In other news, A 5.1 magnitude earthquake shook eastern Venezuela Aug. 12, but government officials said it had no effect on oil field operations.
A large tropical wave is triggering thunderstorms in a broad area of the central Atlantic and may develop into a depression or tropical storm over the next couple of days while headed toward the Lesser Antilles. Another wave is causing showers and thunderstorms over the eastern Atlantic.
The September contract for benchmark US sweet, light crudes traded at $112.72-116.90/bbl Aug. 11 on the New York Mercantile Exchange prior to closing at $114.45/bbl, down 75¢ for the day. The October contract lost 74¢ to $114.66/bbl. On the US spot market, West Texas Intermediate at Cushing, Okla., was down 75¢ to $114.45/bbl. Heating oil for September slipped by 0.85¢ to $3.12/gal on NYMEX. The September contract for reformulated blend stock for oxygenate blending (RBOB) lost 2.08¢ to $2.87/gal.

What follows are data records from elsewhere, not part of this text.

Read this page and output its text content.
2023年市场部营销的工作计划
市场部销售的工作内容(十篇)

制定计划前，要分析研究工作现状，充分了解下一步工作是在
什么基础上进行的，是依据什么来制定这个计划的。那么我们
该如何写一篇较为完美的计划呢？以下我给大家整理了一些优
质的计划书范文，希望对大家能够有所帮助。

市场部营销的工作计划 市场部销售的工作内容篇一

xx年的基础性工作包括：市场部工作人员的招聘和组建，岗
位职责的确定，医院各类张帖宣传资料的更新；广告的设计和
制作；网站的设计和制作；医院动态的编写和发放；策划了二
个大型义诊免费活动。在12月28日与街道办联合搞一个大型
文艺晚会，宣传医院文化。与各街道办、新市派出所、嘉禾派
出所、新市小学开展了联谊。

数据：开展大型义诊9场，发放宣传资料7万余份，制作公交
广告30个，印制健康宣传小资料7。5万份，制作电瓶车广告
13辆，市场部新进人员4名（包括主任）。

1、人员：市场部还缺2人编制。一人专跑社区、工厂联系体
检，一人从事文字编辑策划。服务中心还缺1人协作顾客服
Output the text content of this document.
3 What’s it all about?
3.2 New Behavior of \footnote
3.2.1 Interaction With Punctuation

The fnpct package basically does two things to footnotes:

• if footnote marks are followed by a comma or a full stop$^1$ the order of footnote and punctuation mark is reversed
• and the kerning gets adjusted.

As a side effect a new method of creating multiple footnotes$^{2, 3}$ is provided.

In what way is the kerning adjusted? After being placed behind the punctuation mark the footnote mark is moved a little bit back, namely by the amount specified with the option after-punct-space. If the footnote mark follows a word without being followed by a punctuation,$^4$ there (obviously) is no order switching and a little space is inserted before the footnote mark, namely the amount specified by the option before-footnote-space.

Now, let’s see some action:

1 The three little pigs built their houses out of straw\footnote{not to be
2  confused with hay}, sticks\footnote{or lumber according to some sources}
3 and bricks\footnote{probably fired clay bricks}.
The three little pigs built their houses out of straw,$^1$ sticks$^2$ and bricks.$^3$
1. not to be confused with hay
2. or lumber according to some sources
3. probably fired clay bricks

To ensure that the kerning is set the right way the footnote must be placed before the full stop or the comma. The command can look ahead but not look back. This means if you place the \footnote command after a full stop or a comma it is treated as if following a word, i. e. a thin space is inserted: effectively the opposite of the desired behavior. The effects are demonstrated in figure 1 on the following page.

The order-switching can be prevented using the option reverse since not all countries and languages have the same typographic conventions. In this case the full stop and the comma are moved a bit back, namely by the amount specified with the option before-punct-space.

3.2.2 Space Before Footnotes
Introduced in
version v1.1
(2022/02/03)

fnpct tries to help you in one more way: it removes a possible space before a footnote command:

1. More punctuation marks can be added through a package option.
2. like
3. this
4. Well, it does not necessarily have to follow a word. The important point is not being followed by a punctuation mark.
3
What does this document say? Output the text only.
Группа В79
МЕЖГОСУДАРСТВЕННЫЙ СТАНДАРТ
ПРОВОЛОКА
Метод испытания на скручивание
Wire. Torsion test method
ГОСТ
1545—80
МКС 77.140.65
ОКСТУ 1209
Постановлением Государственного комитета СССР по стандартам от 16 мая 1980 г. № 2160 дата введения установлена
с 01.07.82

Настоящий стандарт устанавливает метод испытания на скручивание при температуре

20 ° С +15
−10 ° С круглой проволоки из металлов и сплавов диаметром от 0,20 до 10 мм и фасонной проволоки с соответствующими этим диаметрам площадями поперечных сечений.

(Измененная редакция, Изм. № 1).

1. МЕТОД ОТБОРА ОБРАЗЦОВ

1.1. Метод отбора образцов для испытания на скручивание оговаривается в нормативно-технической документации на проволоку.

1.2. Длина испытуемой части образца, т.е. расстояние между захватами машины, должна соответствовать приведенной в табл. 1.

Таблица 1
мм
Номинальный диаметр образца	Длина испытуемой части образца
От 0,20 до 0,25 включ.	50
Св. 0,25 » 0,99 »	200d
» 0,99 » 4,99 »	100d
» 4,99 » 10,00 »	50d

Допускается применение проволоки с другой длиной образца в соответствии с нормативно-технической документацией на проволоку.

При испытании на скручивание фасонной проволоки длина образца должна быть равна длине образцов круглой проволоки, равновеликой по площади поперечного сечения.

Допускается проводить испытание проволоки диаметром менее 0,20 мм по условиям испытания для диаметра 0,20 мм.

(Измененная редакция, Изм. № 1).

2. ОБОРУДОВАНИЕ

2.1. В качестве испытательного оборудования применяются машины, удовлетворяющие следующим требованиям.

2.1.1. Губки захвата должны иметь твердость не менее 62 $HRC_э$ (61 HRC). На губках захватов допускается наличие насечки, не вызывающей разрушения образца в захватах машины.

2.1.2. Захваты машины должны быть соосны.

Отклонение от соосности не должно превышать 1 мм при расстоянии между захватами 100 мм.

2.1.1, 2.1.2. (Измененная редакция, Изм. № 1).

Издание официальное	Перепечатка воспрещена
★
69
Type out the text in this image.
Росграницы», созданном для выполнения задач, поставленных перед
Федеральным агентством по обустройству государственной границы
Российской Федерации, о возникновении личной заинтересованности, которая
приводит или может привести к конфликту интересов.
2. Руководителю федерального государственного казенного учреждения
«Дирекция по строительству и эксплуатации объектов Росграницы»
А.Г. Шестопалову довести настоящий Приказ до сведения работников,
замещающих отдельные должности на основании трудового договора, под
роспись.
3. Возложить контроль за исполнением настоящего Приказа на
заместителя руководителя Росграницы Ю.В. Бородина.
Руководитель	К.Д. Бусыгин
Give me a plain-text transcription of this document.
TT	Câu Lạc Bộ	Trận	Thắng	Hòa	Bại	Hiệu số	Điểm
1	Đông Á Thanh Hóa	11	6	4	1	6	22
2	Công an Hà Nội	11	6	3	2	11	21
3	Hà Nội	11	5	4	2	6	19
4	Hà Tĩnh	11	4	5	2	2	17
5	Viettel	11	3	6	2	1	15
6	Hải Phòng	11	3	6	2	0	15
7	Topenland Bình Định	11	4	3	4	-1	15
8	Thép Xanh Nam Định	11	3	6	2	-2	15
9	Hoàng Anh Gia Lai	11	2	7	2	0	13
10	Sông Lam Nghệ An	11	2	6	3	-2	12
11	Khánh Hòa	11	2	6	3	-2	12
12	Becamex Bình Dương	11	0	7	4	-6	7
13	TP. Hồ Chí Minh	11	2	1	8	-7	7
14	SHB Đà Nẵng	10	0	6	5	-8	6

The September natural gas contract gained 10.1¢ to $8.35/MMbtu on NYMEX. On the US spot market, gas at Henry Hub, La., lost 2.5¢ to $8.20/MMbtu. Pritchard Capital analysts said, "September natural gas futures managed to stage a modest rally, but still stayed within narrow trading parameters [Aug. 11]. Traders cited tropical activity and forecasts for warm weather as being the bullish culprits, but suggest that this is a 'sell rallies' market."
In London, the September IPE contract for North Sea Brent crude was down 66¢ to $112.67/bbl. The August gas oil contract lost $1 to $1,018/tonne.
The average price for the Organization of Petroleum Exporting Countries' basket of 13 reference crudes declined by 46¢ to $111.27/bbl on Aug. 11.